I regret to say that I’ve recently fallen off my weekly granola-crafting track, preferring the succulently sauteed breakfast greens featured in the Ayurvedic Vegan Kitchen accompanied by soy yogurt and fruit instead of my previously habitual green smoothie topped with granola. Last week, however, the insatiable urge to make granola once again gripped my being, compelling me to bake up a pan of grainy-nutty goodness that I hold so near to my heart. However, rather than producing yet another variation on my never-fail template recipe for fresh fruit-sweetened granola, I opted to experiment with a breakfast cereal more akin to crunchy squares rather than clustery bites. As my inspiration, I utilized the sprouted granola recipe that Juli Novotney highlights on her clean-eating blog, PUREmamas, to yield a pan of intensely fragrant, hearty, golden-brown cereal ideal for stirring into soy yogurt (can you tell how crazy I am about soy yogurt lately?).
Below, I’ve listed the changes I made to Juli’s original recipe:
- Substituted cardamom for cinnamon, because cardamom holds the title of Ali’s favorite sweet spice, far above the more conventionally used cinnamon.
- Substituted flaxseed meal for coconut sugar. I fully understand that these two ingredients fulfill completely different functions, but allow me to explain my choice of substitution: I prefer minimally sweet granolas, for who wants to wake up to a sugar shock (just humor me and pretend that people don’t eat Froot Loops or Cocoa Puffs for breakfast)? Instead, I like for my granolas to contain a generous amount of fiber, omega-3 fatty acids, and various superfoods. Flaxseed meal fulfills all three of my aforementioned breakfast cereal preferences while not contributing added sweetness, and harbors the same powdery texture as does coconut sugar. Thus, flaxseed meal=coconut sugar for all intents and purposes in this particular granola experiment.
- Substituted maple syrup for honey, because honey ain’t vegan, folks! Not only do bees require their own honey to provide their means of sustenance, many commercial apiaries function essentially as bee factory farms, “stacking honeybee colonies in interlocking boxes and treating them much like the dairy industry treats cows: as biological honey machines to be milked for profit,” according to the March+April 2013 issue of VegNews magazine. The article also offers this unfortunate information about large-scale honey production, which most likely serves as a contributor to the recent epidemic of colony collapse disorder:
“…bees make honey so their colony will have enough food to survive the winter. Many beekeepers sell all of that honey and replace it with nutritionally deficient sugar water or corn sytrup. Additionally, queen bees can live for five years but are routinely killed and replaced after only one or two to increase the hive’s honey production. Some industrial beekeepers destroy entire colonies after the fall honey harvest because it’s cheaper for them to simply start new hives in spring than to maintain them over winter.”

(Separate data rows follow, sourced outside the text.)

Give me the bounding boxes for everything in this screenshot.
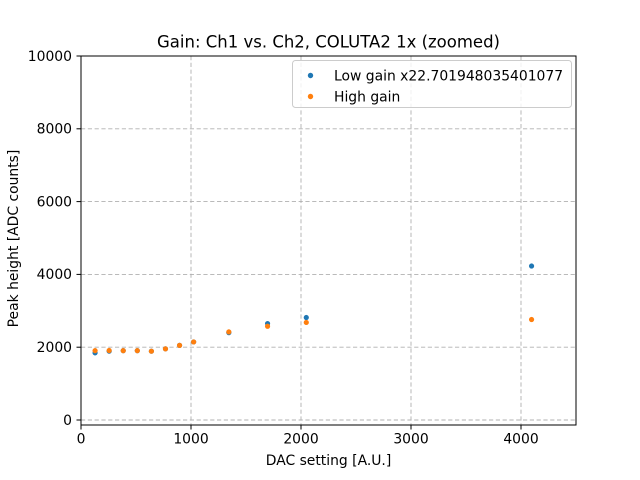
data-point-high-gain	[528, 316, 535, 323]
data-point-low-gain	[303, 314, 309, 321]
legend: Low gain x22.701948035401077 High gain	[292, 60, 572, 108]
legend-label-high-gain: High gain	[334, 90, 400, 106]
y-tick-label: 10000	[28, 49, 72, 65]
data-point-high-gain	[176, 342, 183, 348]
plot-area-border	[80, 55, 577, 426]
data-point-high-gain	[120, 348, 126, 354]
x-tick-label: 3000	[393, 432, 428, 448]
data-point-high-gain	[162, 346, 169, 352]
data-point-high-gain	[264, 323, 271, 329]
data-point-high-gain	[191, 339, 197, 345]
data-point-high-gain	[303, 319, 309, 326]
data-point-high-gain	[106, 347, 112, 354]
data-point-low-gain	[528, 263, 535, 269]
x-tick-label: 2000	[283, 432, 318, 448]
y-tick-label: 0	[63, 413, 72, 429]
chart-title: Gain: Ch1 vs. Ch2, COLUTA2 1x (zoomed)	[157, 33, 500, 52]
data-point-high-gain	[92, 348, 98, 354]
legend-marker-low-gain	[307, 72, 314, 79]
y-tick-label: 6000	[37, 194, 72, 210]
x-axis-label: DAC setting [A.U.]	[266, 453, 392, 469]
y-tick-label: 8000	[37, 122, 72, 138]
y-axis-label: Peak height [ADC counts]	[6, 150, 22, 328]
tick-layer: 0 1000 2000 3000 4000 0 2000 4000 6000 8000 10000	[28, 49, 539, 448]
data-point-high-gain	[226, 329, 232, 335]
y-tick-label: 2000	[37, 340, 72, 356]
data-point-high-gain	[134, 348, 140, 354]
y-tick-label: 4000	[37, 267, 72, 283]
series-layer	[92, 263, 535, 356]
x-tick-label: 1000	[173, 432, 208, 448]
data-point-high-gain	[148, 348, 154, 354]
legend-label-low-gain: Low gain x22.701948035401077	[334, 69, 563, 85]
x-tick-label: 4000	[503, 432, 538, 448]
x-tick-label: 0	[77, 432, 86, 448]
legend-marker-high-gain	[307, 93, 314, 100]
legend-box	[292, 60, 572, 108]
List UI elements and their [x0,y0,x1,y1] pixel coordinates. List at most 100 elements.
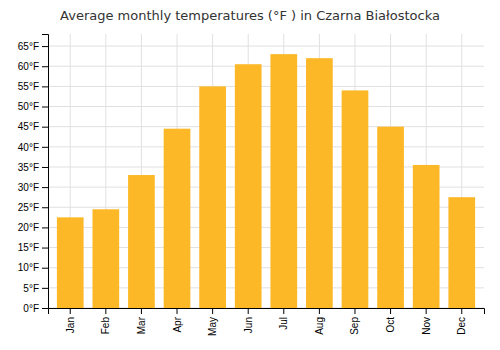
x-tick-label: Apr [172,316,183,332]
y-grid-line [48,106,484,107]
bar [413,165,440,308]
x-tick-mark [390,308,391,314]
y-tick-label: 5°F [23,283,39,294]
x-tick-mark [141,308,142,314]
y-tick-mark [42,248,48,249]
x-tick: Nov [421,308,432,335]
y-tick-label: 30°F [18,182,39,193]
bar [270,54,297,308]
y-tick-label: 40°F [18,142,39,153]
x-tick-label: Aug [314,317,325,335]
y-grid-line [48,86,484,87]
bar [306,58,333,308]
y-tick-mark [42,288,48,289]
y-tick-mark [42,127,48,128]
x-tick-label: Jul [278,317,289,330]
x-tick-label: Nov [421,317,432,335]
bar [377,127,404,308]
x-tick-label: May [207,317,218,336]
y-tick-mark [42,268,48,269]
bar [57,217,84,308]
x-tick: Dec [456,308,467,335]
x-tick-mark [105,308,106,314]
x-tick: Sep [349,308,360,335]
x-tick: Oct [385,308,396,333]
y-tick-mark [42,46,48,47]
y-tick: 50°F [18,101,48,112]
y-tick-mark [42,167,48,168]
y-tick-label: 10°F [18,262,39,273]
bar [235,64,262,308]
y-tick-mark [42,308,48,309]
y-tick-label: 45°F [18,121,39,132]
y-tick: 25°F [18,202,48,213]
chart-svg: Average monthly temperatures (°F ) in Cz… [0,0,500,350]
y-tick: 40°F [18,142,48,153]
x-tick: Apr [172,308,183,333]
y-tick-label: 25°F [18,202,39,213]
y-grid-line [48,66,484,67]
y-tick-mark [42,66,48,67]
x-axis: Jan Feb Mar Apr May Jun Jul Aug Sep Oct Nov Dec [49,308,485,336]
y-tick-mark [42,107,48,108]
y-tick: 5°F [23,283,48,294]
bars [57,54,475,308]
x-tick-label: Feb [100,317,111,335]
x-tick-mark [461,308,462,314]
y-grid-line [48,46,484,47]
bar [199,86,226,308]
y-tick: 0°F [23,303,48,314]
y-tick: 55°F [18,81,48,92]
y-tick: 15°F [18,242,48,253]
x-tick-mark [283,308,284,314]
x-tick-mark [354,308,355,314]
x-tick-label: Dec [456,317,467,335]
y-tick-label: 65°F [18,41,39,52]
bar [448,197,475,308]
y-tick-mark [42,147,48,148]
y-tick: 35°F [18,162,48,173]
x-tick-mark [212,308,213,314]
y-tick: 20°F [18,222,48,233]
y-tick-label: 50°F [18,101,39,112]
y-tick-label: 55°F [18,81,39,92]
y-tick-label: 60°F [18,61,39,72]
chart-title: Average monthly temperatures (°F ) in Cz… [60,8,440,23]
x-tick-mark [248,308,249,314]
y-tick-label: 15°F [18,242,39,253]
chart-container: Average monthly temperatures (°F ) in Cz… [0,0,500,350]
y-tick-mark [42,187,48,188]
y-tick-label: 35°F [18,162,39,173]
y-grid-line [48,126,484,127]
bar [128,175,155,308]
x-tick-mark [70,308,71,314]
x-tick-label: Oct [385,317,396,333]
x-tick-label: Sep [349,317,360,335]
x-tick: Jan [65,308,76,333]
x-tick: Aug [314,308,325,335]
x-tick-mark [177,308,178,314]
y-tick: 60°F [18,61,48,72]
y-tick: 10°F [18,262,48,273]
y-tick: 65°F [18,41,48,52]
x-tick: Feb [100,308,111,334]
y-tick-mark [42,207,48,208]
x-tick-mark [426,308,427,314]
y-tick-mark [42,86,48,87]
bar [342,90,369,308]
y-axis: 0°F 5°F 10°F 15°F 20°F 25°F 30°F 35°F 40°F 45°F 50… [18,35,49,314]
x-tick: Mar [136,308,147,334]
x-tick: Jun [243,308,254,333]
x-tick: Jul [278,308,289,330]
y-tick: 30°F [18,182,48,193]
y-tick: 45°F [18,121,48,132]
y-grid-line [48,146,484,147]
x-tick: May [207,308,218,336]
y-tick-label: 20°F [18,222,39,233]
y-tick-mark [42,227,48,228]
x-axis-line [49,309,485,315]
x-tick-label: Jan [65,317,76,333]
grid [48,34,484,308]
x-tick-label: Jun [243,317,254,333]
bar [92,209,119,308]
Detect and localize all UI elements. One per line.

Though some vegans seem to regard honey as permissable, I personally find it equally as unacceptable to consume as dairy and animal flesh. Why shouldn’t our compassion extend to insects? Why draw the line of humane living at animals of the mammalian, avian, marine, etc. domains? Frankly, I don’t feel comfortable consuming honey for the same reason I don’t feel comfortable consuming other animal flesh and secretions: it’s not mine to take.
Used 2 tbsp coconut oil + 1/2 small apple in place of the 4 tbsp coconut oil. I also prefer to limit the amount of oil in my granolas, simply because oil does not offer as many nutrients as the vast majority of my other staple granola ingredients, including the ever-popular and oh-so-healthy apple, which provides adequate moisture to replace oil when pureed.

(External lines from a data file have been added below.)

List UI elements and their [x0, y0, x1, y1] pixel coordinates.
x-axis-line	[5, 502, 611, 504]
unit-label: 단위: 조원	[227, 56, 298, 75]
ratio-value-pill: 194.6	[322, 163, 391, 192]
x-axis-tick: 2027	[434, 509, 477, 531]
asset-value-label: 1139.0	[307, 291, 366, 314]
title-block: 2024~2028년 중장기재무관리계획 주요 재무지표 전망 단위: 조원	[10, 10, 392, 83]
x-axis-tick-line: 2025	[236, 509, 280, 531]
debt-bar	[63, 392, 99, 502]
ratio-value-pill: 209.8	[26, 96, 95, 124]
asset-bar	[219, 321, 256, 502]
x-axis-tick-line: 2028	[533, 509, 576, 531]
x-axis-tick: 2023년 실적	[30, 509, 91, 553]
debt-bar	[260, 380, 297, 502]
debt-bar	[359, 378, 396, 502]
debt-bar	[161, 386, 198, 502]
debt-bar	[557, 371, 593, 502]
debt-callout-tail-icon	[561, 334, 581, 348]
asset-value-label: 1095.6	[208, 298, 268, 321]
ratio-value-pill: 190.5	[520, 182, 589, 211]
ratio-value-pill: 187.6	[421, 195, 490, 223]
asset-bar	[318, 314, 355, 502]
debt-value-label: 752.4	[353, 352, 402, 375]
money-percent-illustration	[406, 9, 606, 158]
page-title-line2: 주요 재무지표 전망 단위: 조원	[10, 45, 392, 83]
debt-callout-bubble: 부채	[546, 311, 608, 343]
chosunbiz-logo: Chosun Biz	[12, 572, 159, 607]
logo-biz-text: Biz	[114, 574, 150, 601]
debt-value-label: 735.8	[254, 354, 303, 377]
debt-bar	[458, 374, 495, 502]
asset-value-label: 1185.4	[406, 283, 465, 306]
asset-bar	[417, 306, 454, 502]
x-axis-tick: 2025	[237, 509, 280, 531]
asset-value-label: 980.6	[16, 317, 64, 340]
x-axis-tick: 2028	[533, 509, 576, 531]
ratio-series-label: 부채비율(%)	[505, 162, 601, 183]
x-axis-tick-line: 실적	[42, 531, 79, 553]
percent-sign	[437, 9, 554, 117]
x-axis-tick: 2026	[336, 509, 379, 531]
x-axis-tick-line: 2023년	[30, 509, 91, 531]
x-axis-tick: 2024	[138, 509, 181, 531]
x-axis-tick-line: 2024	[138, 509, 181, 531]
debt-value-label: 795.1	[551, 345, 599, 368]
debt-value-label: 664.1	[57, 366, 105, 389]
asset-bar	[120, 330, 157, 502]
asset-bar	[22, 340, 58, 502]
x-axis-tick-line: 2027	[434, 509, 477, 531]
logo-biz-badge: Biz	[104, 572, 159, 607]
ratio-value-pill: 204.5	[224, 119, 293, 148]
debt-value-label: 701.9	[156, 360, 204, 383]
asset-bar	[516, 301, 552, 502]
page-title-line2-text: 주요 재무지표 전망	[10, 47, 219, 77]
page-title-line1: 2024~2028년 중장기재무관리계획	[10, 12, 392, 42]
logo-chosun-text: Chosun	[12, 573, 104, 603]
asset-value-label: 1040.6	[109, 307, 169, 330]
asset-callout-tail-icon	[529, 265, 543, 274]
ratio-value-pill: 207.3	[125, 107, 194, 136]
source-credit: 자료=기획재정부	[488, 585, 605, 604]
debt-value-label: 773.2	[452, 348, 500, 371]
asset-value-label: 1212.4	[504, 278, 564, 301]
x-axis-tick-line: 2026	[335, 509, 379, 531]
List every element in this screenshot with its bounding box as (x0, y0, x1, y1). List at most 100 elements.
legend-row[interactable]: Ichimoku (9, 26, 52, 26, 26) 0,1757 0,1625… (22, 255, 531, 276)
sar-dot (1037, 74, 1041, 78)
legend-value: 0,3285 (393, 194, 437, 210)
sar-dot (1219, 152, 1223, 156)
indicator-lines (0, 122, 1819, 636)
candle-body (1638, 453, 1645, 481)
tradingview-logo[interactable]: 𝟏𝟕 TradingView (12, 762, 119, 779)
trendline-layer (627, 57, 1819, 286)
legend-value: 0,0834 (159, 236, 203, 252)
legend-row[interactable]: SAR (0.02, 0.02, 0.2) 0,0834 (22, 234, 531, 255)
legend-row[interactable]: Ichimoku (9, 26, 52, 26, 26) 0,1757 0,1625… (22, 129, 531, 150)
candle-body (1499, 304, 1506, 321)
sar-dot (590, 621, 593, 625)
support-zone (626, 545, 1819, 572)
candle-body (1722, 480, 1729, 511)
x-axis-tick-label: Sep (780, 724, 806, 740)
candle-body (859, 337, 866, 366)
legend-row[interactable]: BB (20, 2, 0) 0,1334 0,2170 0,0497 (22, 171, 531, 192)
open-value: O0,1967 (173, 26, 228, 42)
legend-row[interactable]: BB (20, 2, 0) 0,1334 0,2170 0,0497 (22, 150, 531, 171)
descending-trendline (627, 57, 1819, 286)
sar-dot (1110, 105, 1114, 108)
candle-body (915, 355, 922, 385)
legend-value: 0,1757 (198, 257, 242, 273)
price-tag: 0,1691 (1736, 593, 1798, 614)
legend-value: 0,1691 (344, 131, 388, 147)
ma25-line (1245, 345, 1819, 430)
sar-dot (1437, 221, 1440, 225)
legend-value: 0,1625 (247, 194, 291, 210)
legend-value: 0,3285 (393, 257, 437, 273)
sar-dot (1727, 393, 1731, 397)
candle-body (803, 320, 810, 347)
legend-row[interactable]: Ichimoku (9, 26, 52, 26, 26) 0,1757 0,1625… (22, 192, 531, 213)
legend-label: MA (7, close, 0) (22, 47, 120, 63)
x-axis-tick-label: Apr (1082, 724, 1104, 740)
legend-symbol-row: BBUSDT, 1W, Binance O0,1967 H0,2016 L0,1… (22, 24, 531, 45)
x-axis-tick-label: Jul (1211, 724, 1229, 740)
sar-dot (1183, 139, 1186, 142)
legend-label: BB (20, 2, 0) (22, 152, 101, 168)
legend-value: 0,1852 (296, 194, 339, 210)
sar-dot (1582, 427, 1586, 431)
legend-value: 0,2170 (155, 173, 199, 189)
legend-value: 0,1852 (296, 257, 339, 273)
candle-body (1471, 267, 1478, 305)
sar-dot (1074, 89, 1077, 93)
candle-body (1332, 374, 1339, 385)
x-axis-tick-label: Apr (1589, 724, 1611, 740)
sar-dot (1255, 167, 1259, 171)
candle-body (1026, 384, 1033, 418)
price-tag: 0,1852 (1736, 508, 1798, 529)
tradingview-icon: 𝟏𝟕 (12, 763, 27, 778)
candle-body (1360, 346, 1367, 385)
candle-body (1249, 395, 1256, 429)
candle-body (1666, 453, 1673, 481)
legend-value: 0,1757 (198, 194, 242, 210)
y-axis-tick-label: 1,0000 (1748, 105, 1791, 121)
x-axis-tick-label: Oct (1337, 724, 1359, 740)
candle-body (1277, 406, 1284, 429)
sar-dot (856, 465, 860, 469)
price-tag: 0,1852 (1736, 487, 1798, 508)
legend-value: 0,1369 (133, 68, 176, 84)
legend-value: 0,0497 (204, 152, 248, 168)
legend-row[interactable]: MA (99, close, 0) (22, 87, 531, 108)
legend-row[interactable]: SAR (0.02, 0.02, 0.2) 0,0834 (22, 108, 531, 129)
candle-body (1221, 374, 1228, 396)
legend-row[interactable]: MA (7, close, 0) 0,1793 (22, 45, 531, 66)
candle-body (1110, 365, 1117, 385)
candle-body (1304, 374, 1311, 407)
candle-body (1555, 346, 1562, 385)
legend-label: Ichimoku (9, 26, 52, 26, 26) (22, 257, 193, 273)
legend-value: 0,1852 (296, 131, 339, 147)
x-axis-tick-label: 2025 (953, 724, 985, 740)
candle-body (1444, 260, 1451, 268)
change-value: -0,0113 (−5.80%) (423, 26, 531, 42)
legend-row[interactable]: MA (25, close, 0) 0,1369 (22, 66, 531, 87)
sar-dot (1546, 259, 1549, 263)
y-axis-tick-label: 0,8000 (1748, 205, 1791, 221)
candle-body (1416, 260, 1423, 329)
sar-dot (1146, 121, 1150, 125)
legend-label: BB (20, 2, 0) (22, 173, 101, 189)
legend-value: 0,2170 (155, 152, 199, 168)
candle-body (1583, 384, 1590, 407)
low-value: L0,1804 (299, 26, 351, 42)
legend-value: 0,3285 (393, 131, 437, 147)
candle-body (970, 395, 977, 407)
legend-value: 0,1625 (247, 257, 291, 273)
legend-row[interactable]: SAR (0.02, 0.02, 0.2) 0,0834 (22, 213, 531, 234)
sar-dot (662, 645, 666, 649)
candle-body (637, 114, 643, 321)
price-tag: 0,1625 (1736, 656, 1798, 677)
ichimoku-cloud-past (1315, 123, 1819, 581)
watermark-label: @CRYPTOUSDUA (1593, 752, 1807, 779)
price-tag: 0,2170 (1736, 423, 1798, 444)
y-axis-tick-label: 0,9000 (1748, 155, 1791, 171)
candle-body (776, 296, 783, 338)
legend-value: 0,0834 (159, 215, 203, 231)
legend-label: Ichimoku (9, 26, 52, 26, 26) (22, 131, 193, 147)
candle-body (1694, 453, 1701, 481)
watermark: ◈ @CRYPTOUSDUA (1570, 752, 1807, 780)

- Omitted the salt, because research conveyed by the lovely Dr. Fuhrman purports that vegans and vegetarians actually must pay closer attention to their sodium intake than meat-eaters, since the arterial plaque build-up that ensues from eating animal-based saturated fat actually protects the fragile blood vessles from rupturing (but also causes coronary heart disease, so…).
What an unexpectedly interesting discussion of a range of vegan issues, and all from a simple breakfast cereal recipe! What can’t granola accomplish?